A recent study shows that ALT elevations found during HIV care usually do not trigger additional HCV screening, as IDSA-AASLD guidelines suggest. The analysis of data from 17,090 U.S. patients shows that 85% had HCV screening at presentation of care. However, the vast majority with ALT elevations >100 IU/L during subsequent care—73.3%—had no additional HCV testing (Clin Infect Dis 2014;59:1686–93). Screening rates varied widely among the study sites, highlighting the need for guidelines that define more definitively whom to screen, how frequently, and what screening tests are most appropriate, according to the authors.

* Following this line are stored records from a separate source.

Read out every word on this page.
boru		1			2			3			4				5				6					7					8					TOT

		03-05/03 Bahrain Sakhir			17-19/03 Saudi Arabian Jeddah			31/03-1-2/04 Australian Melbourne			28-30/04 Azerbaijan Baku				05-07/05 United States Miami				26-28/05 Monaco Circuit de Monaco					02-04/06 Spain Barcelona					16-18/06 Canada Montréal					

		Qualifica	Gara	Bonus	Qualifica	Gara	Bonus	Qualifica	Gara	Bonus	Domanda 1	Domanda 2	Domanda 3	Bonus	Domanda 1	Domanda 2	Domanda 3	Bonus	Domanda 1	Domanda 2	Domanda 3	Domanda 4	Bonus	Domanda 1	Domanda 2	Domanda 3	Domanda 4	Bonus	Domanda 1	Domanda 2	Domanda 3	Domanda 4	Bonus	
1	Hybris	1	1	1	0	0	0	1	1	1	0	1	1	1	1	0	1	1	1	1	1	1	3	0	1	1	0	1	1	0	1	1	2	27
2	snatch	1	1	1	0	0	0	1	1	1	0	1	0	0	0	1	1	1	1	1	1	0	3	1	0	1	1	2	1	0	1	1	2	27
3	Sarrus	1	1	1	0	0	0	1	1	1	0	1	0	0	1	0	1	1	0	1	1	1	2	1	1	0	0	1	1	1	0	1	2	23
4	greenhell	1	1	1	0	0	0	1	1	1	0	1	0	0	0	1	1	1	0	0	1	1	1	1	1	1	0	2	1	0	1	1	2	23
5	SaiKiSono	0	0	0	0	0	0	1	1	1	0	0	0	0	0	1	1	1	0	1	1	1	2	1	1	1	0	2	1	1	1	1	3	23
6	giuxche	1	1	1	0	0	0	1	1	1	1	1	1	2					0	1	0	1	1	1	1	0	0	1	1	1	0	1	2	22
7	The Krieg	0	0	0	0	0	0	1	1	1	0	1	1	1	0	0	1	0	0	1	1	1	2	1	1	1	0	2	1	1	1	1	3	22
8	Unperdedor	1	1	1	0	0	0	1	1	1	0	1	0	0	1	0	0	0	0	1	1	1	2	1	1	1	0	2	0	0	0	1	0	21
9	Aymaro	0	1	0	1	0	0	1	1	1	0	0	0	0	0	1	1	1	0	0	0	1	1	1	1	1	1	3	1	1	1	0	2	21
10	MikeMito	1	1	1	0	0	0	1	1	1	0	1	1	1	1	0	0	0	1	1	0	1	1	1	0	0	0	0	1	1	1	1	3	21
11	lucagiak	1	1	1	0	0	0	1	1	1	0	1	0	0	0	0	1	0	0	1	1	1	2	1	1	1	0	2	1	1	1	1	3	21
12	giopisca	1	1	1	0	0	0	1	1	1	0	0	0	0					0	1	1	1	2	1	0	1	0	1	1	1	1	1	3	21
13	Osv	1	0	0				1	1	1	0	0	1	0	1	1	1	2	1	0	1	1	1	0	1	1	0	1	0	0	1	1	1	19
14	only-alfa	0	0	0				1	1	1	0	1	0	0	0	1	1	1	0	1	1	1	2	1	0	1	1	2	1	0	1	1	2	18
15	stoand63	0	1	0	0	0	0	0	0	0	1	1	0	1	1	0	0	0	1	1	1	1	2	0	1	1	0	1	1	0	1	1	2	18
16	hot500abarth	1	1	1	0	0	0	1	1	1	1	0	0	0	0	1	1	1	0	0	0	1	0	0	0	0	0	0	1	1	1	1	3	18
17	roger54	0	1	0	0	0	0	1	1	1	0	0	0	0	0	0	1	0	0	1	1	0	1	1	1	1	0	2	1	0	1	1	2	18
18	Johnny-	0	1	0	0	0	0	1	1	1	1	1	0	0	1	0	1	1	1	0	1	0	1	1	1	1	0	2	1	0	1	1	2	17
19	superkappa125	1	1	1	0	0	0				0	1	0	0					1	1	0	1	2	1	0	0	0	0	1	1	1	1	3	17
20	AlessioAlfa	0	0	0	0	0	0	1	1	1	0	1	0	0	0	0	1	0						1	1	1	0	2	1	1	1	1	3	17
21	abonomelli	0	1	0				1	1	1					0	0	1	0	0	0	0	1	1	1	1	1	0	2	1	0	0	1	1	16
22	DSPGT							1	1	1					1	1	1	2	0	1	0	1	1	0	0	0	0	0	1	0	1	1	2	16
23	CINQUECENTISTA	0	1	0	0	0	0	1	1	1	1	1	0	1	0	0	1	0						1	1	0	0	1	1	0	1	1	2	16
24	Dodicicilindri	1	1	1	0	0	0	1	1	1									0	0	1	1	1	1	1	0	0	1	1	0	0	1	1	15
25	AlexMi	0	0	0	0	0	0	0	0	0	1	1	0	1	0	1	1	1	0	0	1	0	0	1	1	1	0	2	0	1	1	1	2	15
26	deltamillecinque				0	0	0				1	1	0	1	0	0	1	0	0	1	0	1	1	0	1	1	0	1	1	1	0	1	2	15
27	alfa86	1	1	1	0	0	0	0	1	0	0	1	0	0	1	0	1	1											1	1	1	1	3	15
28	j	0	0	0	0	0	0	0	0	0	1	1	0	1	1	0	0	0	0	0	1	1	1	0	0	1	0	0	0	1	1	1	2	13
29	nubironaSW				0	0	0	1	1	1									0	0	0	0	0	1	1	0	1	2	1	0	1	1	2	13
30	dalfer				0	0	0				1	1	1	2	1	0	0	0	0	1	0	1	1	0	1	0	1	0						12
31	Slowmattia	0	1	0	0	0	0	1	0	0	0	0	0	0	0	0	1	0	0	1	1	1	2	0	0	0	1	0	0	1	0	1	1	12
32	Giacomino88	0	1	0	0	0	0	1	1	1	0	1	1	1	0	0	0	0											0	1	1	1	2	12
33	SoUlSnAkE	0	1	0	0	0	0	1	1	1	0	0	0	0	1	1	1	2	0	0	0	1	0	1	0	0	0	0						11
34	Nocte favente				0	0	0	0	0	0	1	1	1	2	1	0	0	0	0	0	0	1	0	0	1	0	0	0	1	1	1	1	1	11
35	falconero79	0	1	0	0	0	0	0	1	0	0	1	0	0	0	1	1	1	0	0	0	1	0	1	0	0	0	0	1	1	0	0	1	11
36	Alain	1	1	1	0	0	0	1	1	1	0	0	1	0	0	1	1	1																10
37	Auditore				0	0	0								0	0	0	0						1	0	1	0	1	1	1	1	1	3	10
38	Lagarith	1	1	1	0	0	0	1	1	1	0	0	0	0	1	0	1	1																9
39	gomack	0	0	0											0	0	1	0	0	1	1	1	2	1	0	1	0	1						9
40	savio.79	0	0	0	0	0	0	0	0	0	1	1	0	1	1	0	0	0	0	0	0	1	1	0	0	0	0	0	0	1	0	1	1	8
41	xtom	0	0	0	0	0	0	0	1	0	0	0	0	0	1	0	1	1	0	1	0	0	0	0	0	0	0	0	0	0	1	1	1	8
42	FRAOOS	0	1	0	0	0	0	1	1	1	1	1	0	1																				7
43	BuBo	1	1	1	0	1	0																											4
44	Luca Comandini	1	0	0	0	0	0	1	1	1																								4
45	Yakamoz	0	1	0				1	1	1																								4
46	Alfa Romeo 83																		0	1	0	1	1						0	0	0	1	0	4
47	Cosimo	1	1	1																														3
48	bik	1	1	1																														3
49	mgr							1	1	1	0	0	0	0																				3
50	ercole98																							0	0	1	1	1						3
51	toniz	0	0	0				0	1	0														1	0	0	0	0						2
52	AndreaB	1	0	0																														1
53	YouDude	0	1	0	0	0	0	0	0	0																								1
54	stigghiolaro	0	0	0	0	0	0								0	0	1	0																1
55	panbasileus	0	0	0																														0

“Acute HCV infection should be considered in patients with abnormal or new elevations in ALT,” said first author J. Morgan Freiman, MD, a fellow in infectious diseases at Boston Medical Center. If U.S. guidelines were to recommend more frequent HCV screening using ALT, those guidelines should define an ALT threshold that would trigger HCV testing, she added.

Missing Acute HCV Cases

Meanwhile, another study published alongside Freiman’s implies that many cases of acute HCV in HIV-positive MSM may go undetected, even in patients successfully treated for previous HCV infections. Researchers in the Netherlands showed that among HIV-positive MSM, HCV seroconversion takes 74 days on average, similar to the time to seroconversion among HIV-negative individuals. But among 27% of men studied, no HCV antibodies were detected 4 months after estimated date of infection. For this reason, acute HCV screening is best done with nucleic acid testing rather than antibody testing, according to the authors (Clin Infect Dis 2014;59:1678–85).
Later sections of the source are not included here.